While the volcanoes in South America ranks as the tallest in the world, North America also contains numerous volcanoes that have significant elevations. All 10 of North America's tallest volcanoes are located in the two countries: Mexico and the United States (US).
Mexico's volcanoes are located in either the Sierra Nevada or the Trans-Mexican Volcanic Belt, within the central-southern part of the country. Many of these volcanoes are snow-capped, and those living on the high plateaus of Mexico, from where these volcanoes rise, can easily see their stunning snow-capped peaks on clear days.

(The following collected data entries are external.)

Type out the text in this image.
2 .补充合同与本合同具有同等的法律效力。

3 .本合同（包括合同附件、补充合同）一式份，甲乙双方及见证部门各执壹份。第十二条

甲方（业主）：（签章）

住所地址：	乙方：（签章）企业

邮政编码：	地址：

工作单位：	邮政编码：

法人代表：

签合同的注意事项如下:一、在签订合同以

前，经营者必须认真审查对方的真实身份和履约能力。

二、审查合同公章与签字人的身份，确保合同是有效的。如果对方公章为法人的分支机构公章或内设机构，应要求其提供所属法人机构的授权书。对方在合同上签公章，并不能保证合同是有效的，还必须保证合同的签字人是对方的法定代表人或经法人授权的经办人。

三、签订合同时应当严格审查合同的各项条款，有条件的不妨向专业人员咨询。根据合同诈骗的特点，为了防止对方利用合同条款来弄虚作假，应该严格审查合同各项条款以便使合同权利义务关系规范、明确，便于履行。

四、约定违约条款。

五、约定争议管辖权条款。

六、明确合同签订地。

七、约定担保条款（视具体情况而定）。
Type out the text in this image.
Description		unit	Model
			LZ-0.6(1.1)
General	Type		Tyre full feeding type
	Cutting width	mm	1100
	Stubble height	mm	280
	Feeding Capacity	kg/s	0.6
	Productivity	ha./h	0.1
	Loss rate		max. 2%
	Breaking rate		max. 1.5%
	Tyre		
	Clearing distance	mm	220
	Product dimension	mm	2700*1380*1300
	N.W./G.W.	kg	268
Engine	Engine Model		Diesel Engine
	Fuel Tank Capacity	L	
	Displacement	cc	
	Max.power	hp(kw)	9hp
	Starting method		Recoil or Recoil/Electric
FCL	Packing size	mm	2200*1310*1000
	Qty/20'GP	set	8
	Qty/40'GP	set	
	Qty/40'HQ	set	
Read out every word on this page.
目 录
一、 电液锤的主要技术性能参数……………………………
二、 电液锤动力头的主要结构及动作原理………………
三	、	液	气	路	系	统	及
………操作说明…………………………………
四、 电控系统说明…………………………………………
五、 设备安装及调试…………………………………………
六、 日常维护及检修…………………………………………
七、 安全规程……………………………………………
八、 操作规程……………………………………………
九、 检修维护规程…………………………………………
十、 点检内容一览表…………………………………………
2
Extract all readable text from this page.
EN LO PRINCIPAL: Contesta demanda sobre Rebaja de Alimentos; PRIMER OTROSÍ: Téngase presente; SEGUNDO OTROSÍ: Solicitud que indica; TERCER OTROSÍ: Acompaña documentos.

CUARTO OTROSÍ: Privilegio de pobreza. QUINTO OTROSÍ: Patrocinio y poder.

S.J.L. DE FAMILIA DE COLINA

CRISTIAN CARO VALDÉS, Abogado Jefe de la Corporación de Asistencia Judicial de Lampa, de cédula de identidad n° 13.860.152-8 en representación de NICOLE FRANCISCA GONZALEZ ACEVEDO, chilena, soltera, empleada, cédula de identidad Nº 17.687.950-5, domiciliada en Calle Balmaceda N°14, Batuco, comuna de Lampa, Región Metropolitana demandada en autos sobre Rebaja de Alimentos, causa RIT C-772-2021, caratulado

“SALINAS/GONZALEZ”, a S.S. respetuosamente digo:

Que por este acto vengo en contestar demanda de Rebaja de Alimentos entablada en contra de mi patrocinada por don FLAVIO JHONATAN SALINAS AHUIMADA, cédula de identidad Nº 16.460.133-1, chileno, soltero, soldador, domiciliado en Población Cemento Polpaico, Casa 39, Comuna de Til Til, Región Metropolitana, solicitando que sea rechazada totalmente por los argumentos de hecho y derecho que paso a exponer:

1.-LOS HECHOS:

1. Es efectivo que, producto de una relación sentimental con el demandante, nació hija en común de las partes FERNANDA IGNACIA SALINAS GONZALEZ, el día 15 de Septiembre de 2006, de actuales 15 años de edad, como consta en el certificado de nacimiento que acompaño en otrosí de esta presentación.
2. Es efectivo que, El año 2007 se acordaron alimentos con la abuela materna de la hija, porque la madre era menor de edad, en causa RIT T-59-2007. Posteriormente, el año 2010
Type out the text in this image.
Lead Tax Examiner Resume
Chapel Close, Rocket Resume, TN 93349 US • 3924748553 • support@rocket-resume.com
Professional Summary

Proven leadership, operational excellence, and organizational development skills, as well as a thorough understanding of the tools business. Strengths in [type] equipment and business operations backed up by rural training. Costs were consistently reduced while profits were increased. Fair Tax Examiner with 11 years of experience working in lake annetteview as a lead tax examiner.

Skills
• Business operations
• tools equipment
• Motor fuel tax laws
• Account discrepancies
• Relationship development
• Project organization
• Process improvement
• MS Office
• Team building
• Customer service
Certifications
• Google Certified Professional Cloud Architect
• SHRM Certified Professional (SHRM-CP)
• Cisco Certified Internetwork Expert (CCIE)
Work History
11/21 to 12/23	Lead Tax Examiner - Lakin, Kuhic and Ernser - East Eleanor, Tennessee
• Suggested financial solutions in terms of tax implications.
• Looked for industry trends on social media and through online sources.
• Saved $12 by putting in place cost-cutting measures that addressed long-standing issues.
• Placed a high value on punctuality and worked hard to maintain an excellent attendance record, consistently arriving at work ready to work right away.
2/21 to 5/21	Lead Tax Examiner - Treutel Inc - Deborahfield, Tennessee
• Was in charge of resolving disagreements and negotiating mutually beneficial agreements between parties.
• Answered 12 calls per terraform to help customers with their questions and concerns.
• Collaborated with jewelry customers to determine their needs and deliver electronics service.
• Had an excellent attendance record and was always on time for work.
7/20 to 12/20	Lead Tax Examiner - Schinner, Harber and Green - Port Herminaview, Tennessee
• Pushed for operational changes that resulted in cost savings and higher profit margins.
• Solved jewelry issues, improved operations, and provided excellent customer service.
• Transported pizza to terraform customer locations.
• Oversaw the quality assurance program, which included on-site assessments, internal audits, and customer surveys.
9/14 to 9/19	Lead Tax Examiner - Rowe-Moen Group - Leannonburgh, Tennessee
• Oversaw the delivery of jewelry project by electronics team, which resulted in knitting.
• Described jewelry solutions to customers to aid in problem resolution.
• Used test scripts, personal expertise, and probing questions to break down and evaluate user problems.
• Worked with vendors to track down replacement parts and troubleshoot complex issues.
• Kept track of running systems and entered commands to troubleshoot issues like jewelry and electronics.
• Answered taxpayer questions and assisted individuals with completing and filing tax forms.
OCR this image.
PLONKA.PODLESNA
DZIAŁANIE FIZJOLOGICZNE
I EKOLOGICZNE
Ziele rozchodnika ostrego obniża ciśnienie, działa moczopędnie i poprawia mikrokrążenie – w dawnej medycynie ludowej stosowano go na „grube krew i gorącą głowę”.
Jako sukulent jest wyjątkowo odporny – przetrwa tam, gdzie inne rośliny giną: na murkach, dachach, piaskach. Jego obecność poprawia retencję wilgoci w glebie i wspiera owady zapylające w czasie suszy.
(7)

The tallest volcanoes in the United States are located in the non-contiguous northern state of Alaska. In fact, 80% of the country's volcanoes are located in Alaska. The state contains approximately 40 active volcanoes, as well as many others that are potentially active. Most of Alaska's active volcanoes are located along the Alaska Peninsula and the Aleutian Islands and belong to the Ring of Fire.
The Five Highest Volcanoes in North America
1. Pico de Orizaba
Pico de Orizaba is a stratovolcano and the highest mountain in Mexico, as well as North America's tallest volcano. The volcano has an elevation of 5,636 m above sea level and is located on the border between the Mexican states of Puebla and Veracruz, towards the eastern edge of the Trans-Mexican Volcanic Belt. The volcano last erupted in the 19th century and is currently in a dormant state. Pico de Orizaba is also the world's second most prominent volcanic peak, behind Mount Kilimanjaro in Africa.
North America's second-highest volcano, Popocatépetl, is an active stratovolcano that straddles the border between the Mexican states of Puebla, Morelos, and the State of Mexico. Additionally, it is situated in the eastern part of the Trans-Mexican Volcanic Belt, approximately 70 km southeast of Mexico City, and has an elevation of 5,426 m above sea level. Popocatépetl contained glaciers in the recent past, but lost them to climate change and increased volcanic activity. The volcano is currently active and has erupted continuously since 2004.
Iztaccíhuatl is Mexico's third-highest peak, as well as North America's third-highest volcano, with an elevation of 5,230 m. Iztaccíhuatl is a dormant volcano located along the border of the Mexican states of Puebla and the State of Mexico. The volcano's name means "White woman" in the Nahuatl language, and refers to Iztaccíhuatl's four snow-capped peaks that are said to represent the head, chest, knees, and feet of a sleeping lady. A high altitude mountain pass, Paso de Cortés, connects the Iztaccihuatl to Popocatépetl.
4. Mount Bona
North America's fourth-highest volcano, Mount Bona, is located in the US state of Alaska. The 5,040 m ice-capped stratovolcano is part of the Saint Elias Mountains, situated in the eastern part of the state, and is the fifth-highest independent peak in the United States. Glaciers and icefields cover nearly the entire massif and feed the Klutlan Glacier that flows into Canada's Yukon Territory. The last volcanic eruption of Mount Bona occurred in 847 AD.
5. Mount Blackburn
Mount Blackburn is the fifth highest volcano in North America, with an elevation of 4,996 m. It is an eroded, old shield volcano located in Alaska's Wrangell Mountains, and is the highest peak in the range. Mount Blackburn is located within the Wrangell–St. Elias National Park, and the top of the volcano is covered by icefields and glaciers that feed the Kennicott Glacier.